自然科学研究機構 国立天文台

昼間の金星食と、月と金星の接近(2021年11月)

月と金星が接近 2021年 11月8日 日の入り30分後 東京の星空
画像サイズ:中解像度(2000 x 1265) 高解像度(5500 x 3480)

11月8日、夕方の空で月が金星に接近

夕方、日の入りからしばらく時間が経つと、南西の低い空に金星が輝き始めます。10月30日に東方最大離角となった金星は、夕方の南西の空で見ごろとなっています。11月8日夕方は、その金星に月が接近して見られます。この日の昼間には、金星が月に隠される金星食が起こります(金星食については後述)。食が終わって月の後ろから出てきたばかりの金星が、夕方の空で月と並んで見られるのです。月は比較的明るいため、日の入りの頃にはすでに見えていることと思います。そのすぐ右下側に注目すると、空が暗くなるにつれて金星が見えてくるでしょう。

月と金星との距離は、時間とともに少しずつ離れていきます。地平線に沈むまでの短い時間ですが、じっくりと観察するとその様子もわかることでしょう。印象的な光景となりそうですので、観察してみてはいかがでしょうか。

昼間に起こる金星食

2021年11月8日金星食(東京での見え方) 潜入開始13時46分41秒、出現終了14時40分00秒
画像サイズ:中解像度(2000 x 1265) 高解像度(5500 x 3480)

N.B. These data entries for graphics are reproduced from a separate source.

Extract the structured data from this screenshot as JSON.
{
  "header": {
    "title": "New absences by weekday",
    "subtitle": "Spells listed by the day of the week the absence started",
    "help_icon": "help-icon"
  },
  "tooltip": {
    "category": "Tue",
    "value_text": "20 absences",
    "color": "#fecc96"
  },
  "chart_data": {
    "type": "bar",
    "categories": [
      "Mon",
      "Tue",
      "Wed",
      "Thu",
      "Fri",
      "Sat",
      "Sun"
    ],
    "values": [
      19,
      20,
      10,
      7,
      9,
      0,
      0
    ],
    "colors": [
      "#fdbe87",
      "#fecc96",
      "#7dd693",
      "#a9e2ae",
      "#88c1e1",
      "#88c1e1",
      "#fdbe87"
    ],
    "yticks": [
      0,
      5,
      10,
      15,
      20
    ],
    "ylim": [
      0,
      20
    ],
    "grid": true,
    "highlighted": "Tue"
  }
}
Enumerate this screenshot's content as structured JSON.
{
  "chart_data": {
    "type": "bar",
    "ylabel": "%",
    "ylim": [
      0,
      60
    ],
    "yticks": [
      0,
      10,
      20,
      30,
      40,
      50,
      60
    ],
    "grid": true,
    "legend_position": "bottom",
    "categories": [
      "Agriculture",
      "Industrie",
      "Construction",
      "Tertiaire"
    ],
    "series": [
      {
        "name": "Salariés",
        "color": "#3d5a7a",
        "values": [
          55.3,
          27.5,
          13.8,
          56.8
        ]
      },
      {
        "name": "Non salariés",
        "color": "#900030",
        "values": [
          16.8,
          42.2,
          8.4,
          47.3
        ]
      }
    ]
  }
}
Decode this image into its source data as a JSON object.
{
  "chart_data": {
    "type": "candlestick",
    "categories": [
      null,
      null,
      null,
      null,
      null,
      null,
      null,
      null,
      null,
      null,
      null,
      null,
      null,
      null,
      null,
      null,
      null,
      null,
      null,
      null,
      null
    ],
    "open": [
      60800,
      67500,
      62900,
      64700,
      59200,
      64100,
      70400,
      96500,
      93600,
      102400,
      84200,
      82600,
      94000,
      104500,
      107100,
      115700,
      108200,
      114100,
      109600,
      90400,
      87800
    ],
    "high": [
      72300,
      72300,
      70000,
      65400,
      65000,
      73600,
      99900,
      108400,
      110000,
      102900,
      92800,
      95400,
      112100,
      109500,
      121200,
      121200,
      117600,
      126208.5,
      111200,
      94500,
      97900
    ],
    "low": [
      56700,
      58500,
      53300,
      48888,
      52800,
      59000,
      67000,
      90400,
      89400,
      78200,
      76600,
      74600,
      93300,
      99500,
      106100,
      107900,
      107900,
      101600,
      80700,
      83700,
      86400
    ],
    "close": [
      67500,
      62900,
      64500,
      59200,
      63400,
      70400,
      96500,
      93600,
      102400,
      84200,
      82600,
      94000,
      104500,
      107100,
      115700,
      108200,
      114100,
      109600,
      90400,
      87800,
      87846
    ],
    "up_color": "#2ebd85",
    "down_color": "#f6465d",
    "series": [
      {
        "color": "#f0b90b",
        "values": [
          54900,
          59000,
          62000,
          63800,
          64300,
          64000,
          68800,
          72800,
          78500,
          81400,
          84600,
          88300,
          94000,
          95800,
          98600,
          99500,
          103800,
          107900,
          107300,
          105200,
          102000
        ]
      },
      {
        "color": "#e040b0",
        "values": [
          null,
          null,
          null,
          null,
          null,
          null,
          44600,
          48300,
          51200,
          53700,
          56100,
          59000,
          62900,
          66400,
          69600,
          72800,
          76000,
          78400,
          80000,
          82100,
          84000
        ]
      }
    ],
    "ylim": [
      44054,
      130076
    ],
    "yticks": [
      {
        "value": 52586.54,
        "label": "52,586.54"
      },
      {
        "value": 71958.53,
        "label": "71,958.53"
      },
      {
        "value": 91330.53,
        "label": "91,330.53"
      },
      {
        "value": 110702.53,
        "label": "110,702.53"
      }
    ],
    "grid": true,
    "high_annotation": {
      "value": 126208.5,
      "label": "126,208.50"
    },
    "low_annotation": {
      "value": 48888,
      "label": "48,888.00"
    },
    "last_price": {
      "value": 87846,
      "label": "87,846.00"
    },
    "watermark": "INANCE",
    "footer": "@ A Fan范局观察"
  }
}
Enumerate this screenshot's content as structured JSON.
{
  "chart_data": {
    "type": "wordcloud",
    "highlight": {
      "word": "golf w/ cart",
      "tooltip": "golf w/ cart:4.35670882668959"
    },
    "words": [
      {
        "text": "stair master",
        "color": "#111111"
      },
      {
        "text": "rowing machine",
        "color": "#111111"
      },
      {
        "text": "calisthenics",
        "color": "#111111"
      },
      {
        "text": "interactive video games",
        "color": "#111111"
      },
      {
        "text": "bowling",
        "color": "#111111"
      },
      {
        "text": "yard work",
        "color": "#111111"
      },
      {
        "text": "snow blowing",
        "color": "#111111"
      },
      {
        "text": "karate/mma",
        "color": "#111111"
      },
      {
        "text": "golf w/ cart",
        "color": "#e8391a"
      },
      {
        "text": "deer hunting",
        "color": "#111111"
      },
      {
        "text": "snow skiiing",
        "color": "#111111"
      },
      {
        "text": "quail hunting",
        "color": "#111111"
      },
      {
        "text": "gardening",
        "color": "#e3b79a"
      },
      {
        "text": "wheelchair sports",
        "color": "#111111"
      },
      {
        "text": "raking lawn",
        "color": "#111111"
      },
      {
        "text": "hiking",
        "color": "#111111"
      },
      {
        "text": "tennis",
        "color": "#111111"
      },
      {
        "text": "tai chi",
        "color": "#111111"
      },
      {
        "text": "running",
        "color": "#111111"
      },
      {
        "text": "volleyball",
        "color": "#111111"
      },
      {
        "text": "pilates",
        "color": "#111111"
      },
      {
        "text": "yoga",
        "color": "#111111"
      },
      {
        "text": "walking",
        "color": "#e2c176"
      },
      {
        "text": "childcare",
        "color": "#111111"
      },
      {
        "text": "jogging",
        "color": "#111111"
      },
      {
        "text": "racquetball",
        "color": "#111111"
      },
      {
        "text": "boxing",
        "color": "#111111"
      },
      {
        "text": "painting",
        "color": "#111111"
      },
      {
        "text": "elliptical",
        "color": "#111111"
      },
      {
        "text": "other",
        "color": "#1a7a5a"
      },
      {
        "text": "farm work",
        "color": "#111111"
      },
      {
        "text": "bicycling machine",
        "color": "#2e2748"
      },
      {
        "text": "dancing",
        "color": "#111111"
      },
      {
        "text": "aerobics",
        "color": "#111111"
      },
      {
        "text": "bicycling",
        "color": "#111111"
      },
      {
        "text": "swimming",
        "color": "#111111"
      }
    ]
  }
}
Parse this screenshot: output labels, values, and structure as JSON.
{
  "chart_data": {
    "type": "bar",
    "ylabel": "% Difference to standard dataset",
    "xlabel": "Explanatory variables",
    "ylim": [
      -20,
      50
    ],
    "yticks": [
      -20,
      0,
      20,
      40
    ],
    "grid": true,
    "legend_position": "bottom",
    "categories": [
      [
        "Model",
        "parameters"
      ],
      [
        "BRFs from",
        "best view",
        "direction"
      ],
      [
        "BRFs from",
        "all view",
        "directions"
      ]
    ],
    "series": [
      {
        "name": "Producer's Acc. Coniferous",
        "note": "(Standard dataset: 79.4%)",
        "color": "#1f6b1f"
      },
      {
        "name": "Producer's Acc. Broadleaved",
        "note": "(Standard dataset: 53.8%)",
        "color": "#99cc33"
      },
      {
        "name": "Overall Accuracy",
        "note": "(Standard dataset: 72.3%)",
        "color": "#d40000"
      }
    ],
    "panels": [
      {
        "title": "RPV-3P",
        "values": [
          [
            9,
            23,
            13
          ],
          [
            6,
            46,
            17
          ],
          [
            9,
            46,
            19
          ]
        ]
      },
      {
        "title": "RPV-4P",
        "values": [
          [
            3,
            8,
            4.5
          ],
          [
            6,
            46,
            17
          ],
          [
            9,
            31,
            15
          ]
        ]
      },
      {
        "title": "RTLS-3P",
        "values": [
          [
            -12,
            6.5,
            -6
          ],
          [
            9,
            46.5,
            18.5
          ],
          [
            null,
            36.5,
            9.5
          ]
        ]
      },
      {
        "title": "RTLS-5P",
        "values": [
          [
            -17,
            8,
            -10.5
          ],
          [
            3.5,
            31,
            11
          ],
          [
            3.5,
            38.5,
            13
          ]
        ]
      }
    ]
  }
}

金星食は、月が手前を通ることで金星を隠す現象です。月と金星は約1カ月ごとに繰り返し近づいて見られますが、地上から見る月の通り道と金星の通り道がずれているため、金星食はなかなか起こりません。また起こる場合も観察できる地域が限られますので、珍しい現象と言えます。今回の金星食は、国内では九州の一部や沖縄、小笠原諸島などを除いた地域で起こります。

東京では、13時46分41秒に月が金星を隠し始めます(潜入開始)。この時の金星は、月の輝いていない部分に隠されます。13時48分48秒には、金星は全て隠されてしまいますが、金星も欠けているため、これより少し前には金星が見えなくなるでしょう。

隠された金星は、14時37分50秒に月の明るい側から出現し始めます。月から金星全体が完全に出現するのは14時40分00秒ですが、やはり金星が欠けているため、これよりも若干早く月から金星が離れて見えるでしょう。各現象の時刻は、見る場所によって異なります。おもな都市の時刻を下の表にまとめます。表に無い地点では、「惑星食各地予報」を使うと、現象の時刻を調べられます。

地名潜入開始潜入終了出現開始出現終了
福岡13時52分19秒(全体が潜入せず、一部のみ隠されて終わる)13時57分22秒
京都13時43分22秒13時45分56秒14時24分41秒14時27分19秒
東京13時46分41秒13時48分48秒14時37分50秒14時40分00秒
仙台13時44分59秒13時46分45秒14時44分21秒14時46分10秒
札幌13時42分22秒13時43分51秒14時49分08秒14時50分39秒

※金星が欠けているため、金星の輝いている面での時刻は若干異なります。

今回の金星食は昼間の現象で、肉眼で見るのは難しいと考えられます。しかし、双眼鏡や望遠鏡を用いた適切な観察方法では、見ることが可能でしょう。ただ昼間の空には太陽が強烈な光を放って輝いています。今回の金星食が起こる空は、太陽からは比較的遠い位置ですが、操作を誤るなどしてうっかり太陽を見てしまうと、目を損傷し、失明に至るなどの重大な事故につながる可能性があります。観察する場合には十分に注意を払うようにしましょう。

(参照)暦計算室ウェブサイトこよみの計算」では、各地の日の出入り時刻、月の出入り時刻、惑星の出入り時刻などを調べることができます。また暦象年表の「太陽系天体の出入りと南中」でも、各地の惑星の出入り時刻などを調べることができます。「今日のほしぞら」では、代表的な都市の星空の様子(惑星や星座の見え方)を簡単に調べることができます。「惑星食各地予報」では、金星食などの惑星食の様子を調べることができます。